Pour sa soeur Manon, vingt-neuf ans, il s'agit plutôt de faire des choix clairs et de fixer ses priorités, chose qu'à son avis les jeunes femmes de notre époque hésitent à faire: elles sont ambivalentes. Elles font des demi-choix et accusent ensuite les hommes de les exploiter. En réalité, elles sont malheureuses que leur ambivalence ne leur permette pas de s'épanouir pleinement des deux manières. Il faut faire des choix clairs et ensuite adopter un type de vie qui s'accorde avec ces choix.

Eman Ahmed, vingt-cinq ans, (Pakistan) déclare que jusqu'il y a deux ans, se marier figurait en tête de ses priorités. A présent, elle veut accomplir quelque chose avant de se consacrer à un mari et des enfants. Elle veut s'affirmer en tant que personne et pas seulement en tant que femme. Elle veut être capable de subvenir à ses propres besoins si nécessaire. Cependant, elle pense qu'une fois mariée, dépendre de son mari, tant sur le plan émotionnel que financier, ne lui posera pas de problèmes.

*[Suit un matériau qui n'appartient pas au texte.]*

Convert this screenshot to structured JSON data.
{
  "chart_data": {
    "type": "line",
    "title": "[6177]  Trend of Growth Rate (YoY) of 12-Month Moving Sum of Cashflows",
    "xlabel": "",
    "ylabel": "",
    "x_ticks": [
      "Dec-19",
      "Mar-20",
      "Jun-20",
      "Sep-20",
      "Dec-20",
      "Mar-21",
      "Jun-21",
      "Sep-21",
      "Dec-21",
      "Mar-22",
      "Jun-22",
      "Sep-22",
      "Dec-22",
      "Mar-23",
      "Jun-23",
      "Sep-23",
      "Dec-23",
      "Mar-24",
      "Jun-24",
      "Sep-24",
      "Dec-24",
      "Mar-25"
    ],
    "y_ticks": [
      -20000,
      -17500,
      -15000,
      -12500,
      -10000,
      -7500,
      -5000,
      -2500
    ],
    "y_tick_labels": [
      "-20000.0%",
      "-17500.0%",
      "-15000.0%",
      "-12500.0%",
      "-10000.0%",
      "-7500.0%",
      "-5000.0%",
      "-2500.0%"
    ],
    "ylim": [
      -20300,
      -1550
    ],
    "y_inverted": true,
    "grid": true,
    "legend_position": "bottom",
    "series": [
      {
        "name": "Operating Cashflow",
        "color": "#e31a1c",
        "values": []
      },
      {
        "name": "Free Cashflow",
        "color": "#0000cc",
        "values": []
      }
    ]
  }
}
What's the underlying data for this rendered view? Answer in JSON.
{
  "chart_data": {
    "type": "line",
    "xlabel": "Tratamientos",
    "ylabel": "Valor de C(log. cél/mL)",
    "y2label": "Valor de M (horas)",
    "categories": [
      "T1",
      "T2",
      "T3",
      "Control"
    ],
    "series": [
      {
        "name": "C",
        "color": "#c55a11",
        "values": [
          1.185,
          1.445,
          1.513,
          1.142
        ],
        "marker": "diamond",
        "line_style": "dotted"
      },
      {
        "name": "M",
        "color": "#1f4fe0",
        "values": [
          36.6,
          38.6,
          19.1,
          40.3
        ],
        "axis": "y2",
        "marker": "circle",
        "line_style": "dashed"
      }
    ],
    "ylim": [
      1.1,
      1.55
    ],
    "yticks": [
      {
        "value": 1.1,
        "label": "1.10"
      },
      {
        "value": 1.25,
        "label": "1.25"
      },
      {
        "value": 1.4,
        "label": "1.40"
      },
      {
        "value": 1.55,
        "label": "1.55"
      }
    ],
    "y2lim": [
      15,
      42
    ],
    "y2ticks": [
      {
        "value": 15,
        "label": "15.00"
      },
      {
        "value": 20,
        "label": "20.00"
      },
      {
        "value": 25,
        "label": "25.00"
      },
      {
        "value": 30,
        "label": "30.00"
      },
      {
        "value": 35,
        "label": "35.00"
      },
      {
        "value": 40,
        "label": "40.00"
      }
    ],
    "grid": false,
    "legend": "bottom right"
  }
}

Itisal, vingt-trois ans, (Palestine) a fait des études en gestion d'entreprise. Elle travaille à présent à Jérusalem et, dès le début, elle a fait valoir ses droits en vertu de la Législation du Travail. Elle a participé à un cours destiné à soutenir les femmes victimes de viol et de harcèlement sexuel. Pour le moment, elle estime qu'on ne peut pas se fier aux hommes: elle est dégoûtée par le fait que les hommes ne voient en elle qu'un corps. Elle a néanmoins des amis masculins ainsi que des correspondants d'autres pays et a participé à des rencontres en Angleterre entre jeunes gens de Palestine et d'Israël.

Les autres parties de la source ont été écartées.